Tuesday, July 21, 2009

Campaign Design Best Practices (Part 2)


I have begun enumerating these. I can crack a hundred, easy. Let's see if it holds my attention for that long.

5. Mechanics - Dungeon Design: If you are using D&D 3.0 or 3.5, be sure to include at the potential for at least one incidence each of Fortitude, Reflex, and Willpower saving throws. Be sure to include at least one trap, one locked door, one secret passage, and one optional encounter. Try to have "conceptual" dungeons, like a dungeon with only one monster that can attack them at various points throughout the dungeon. I once had a dungeon in which a piece of the Rod of Seven Parts was used to keep an avatar of Yogsothoth (as statted in the 1e Deities and Demigods) incarcerated in a crypt. On their way into the dungeon the PCs had to contend with tentacles coming out of holes in the walls that were treated as though they were individual monsters, weird spatial distortion, and abrupt mind-control effects --all courtesy of Yogsothoth, the sole inhabitant of the dungeon, whom they could not confront until the end.

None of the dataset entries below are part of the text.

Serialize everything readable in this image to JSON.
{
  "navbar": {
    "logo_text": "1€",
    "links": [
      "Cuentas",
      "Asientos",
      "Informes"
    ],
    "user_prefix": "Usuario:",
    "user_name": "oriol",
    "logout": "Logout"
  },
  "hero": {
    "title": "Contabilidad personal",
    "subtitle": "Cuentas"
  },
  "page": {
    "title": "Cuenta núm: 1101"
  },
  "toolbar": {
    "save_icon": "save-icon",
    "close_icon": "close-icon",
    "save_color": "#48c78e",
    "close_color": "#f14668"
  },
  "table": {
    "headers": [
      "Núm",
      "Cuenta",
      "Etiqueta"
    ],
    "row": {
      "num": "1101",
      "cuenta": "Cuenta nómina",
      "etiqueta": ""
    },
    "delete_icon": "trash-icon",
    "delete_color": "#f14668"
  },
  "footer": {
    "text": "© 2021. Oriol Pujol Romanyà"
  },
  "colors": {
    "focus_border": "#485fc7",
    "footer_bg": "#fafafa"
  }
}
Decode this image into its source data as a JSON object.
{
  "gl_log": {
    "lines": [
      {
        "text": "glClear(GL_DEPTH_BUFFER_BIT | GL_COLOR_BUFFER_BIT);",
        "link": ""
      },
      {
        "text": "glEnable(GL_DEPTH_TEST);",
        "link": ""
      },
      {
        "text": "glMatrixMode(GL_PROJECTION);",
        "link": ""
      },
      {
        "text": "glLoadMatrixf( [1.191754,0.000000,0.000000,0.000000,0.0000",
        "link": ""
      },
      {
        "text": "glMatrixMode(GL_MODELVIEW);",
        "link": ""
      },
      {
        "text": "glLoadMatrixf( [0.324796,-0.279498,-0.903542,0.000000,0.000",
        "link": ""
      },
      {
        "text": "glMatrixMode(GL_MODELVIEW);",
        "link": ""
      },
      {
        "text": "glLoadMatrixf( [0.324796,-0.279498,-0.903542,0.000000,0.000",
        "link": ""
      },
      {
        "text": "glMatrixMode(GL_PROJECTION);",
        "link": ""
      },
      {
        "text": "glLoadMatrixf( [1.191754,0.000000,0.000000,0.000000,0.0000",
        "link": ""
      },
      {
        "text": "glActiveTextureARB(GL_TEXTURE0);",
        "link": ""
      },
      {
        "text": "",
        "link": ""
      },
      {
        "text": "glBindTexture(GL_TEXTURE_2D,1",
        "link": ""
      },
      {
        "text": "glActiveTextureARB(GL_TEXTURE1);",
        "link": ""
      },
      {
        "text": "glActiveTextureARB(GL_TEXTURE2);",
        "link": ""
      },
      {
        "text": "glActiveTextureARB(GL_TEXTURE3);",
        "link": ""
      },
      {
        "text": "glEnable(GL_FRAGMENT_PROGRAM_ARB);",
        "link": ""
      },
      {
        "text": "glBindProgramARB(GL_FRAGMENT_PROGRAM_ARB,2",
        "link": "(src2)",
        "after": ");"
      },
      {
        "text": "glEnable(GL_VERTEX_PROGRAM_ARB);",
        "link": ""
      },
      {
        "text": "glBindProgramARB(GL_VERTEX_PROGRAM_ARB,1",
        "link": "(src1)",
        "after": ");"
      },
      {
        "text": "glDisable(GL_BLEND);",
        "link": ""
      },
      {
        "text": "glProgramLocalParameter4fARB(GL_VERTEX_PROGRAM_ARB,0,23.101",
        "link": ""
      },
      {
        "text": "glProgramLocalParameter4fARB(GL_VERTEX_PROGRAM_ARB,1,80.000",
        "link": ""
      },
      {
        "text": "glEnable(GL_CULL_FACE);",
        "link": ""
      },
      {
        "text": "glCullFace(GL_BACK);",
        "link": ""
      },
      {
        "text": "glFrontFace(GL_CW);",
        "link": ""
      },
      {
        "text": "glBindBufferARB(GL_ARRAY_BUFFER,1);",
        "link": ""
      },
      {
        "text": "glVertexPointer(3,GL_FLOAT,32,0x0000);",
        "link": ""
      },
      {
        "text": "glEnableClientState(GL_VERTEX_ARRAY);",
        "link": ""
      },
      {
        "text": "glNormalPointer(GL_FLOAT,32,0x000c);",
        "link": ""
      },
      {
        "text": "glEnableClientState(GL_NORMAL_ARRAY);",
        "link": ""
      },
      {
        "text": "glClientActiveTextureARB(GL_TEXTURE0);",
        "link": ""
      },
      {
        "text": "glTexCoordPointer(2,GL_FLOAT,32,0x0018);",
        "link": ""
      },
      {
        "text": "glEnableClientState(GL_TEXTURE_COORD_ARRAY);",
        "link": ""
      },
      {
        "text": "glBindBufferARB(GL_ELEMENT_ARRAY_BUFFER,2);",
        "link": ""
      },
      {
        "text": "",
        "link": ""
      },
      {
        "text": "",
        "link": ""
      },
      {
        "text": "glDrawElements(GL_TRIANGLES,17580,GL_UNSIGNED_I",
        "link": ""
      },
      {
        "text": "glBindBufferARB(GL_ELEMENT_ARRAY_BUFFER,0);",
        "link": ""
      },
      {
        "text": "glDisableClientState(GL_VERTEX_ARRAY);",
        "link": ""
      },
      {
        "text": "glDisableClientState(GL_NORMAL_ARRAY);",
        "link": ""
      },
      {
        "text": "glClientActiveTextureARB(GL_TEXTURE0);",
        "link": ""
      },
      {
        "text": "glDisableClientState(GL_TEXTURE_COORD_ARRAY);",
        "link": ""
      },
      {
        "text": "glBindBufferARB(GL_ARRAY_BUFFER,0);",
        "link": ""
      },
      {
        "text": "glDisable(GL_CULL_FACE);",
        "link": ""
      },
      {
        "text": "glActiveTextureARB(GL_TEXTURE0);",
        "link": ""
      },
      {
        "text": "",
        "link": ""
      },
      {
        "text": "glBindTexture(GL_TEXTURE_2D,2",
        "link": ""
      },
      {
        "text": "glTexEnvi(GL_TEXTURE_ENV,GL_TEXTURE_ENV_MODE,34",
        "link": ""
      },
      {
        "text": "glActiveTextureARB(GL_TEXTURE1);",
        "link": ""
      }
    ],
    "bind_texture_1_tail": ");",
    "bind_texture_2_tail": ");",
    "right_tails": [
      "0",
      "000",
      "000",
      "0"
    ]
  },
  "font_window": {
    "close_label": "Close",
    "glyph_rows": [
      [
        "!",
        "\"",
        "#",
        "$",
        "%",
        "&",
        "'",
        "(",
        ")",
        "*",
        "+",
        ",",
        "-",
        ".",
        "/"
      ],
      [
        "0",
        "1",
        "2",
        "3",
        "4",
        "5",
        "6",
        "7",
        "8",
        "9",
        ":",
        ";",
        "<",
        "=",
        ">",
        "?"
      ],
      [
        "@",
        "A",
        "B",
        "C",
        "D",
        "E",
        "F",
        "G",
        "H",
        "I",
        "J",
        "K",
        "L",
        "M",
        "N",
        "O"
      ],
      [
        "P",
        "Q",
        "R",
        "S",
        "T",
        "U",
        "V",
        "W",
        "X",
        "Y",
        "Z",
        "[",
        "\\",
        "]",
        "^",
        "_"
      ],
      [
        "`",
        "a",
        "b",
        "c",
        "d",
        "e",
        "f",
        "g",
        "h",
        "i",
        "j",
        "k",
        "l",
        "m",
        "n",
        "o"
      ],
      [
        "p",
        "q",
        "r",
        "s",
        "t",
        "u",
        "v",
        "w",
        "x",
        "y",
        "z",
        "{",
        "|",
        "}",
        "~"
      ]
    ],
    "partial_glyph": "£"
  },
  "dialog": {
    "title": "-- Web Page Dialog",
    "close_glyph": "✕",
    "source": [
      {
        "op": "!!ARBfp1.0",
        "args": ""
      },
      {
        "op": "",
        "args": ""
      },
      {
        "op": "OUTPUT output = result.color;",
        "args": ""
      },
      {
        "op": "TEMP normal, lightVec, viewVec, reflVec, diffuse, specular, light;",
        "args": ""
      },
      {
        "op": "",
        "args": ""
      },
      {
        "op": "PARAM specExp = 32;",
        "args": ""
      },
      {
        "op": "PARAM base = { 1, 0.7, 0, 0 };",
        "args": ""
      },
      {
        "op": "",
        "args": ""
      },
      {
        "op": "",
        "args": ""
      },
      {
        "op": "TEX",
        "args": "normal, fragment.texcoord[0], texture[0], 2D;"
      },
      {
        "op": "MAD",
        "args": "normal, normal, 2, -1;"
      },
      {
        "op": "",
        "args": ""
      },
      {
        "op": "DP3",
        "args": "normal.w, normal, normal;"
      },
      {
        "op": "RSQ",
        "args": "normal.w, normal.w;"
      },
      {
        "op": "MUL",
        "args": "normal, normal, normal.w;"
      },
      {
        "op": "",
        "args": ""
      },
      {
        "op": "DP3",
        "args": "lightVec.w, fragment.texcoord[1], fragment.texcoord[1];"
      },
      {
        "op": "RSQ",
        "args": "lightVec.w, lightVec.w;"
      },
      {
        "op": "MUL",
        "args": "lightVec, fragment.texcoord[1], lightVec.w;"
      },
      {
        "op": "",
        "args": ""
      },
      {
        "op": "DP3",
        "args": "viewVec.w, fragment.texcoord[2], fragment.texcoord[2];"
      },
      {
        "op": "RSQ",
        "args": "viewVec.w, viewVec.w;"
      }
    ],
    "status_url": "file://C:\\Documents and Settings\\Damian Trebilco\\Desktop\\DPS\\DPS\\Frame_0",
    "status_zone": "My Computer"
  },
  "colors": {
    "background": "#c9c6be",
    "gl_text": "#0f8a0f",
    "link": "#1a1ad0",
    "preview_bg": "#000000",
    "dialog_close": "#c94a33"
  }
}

6. Style - Dungeon Design: Don't be bland about your dungeon designs. You want dramatic locations. You want "ah-ha" moments. You want interesting terrain and situations. Do things like design a dungeon based on a Frank Lloyd Wright house, or Hitler's Berlin bunker. Have things to fall off or into. Have rivers and ledges and cliffs. Fight in all of these places. I once based a dungeon off the design of Masada, in Israel, for example. This will let you concentrate on filling the dungeon rather than drawing floor plans.

7. Style - Characters: The more you make it about your campaign world, the less it is about your player's characters. I have found that there is a sliding scale between these two that cannot be bypassed in tabletop gaming with more than two players. With smaller groups there is time to emphasize both the personal and the general, but in larger groups this is not possible, and you have to make the choice. I have run campaigns in which I desperately tried to convey the special noir of the campaign world, and I have had more bland campaign worlds in which the players' ideas for their characters became the driving force behind the action. Both make for wonderful games, but one or the other may be more suited for your group.

8. Style - Character Background: In exchange for a little extra experience -particularly if a player missed a session or two and wants to catch up- you can give him the opportunity to bluebook. That is, to write a summary or excerpt from the character's journal, or otherwise indicate what he was doing during the session that he missed. Alternatively, the bluebook may delve into the character's past -- it can be anything from a travelogue of the time before the PCs met, to any other form of campaign literature. In a more modern setting, perhaps the character has written a book or recorded a CD, the player might then write a review of the work.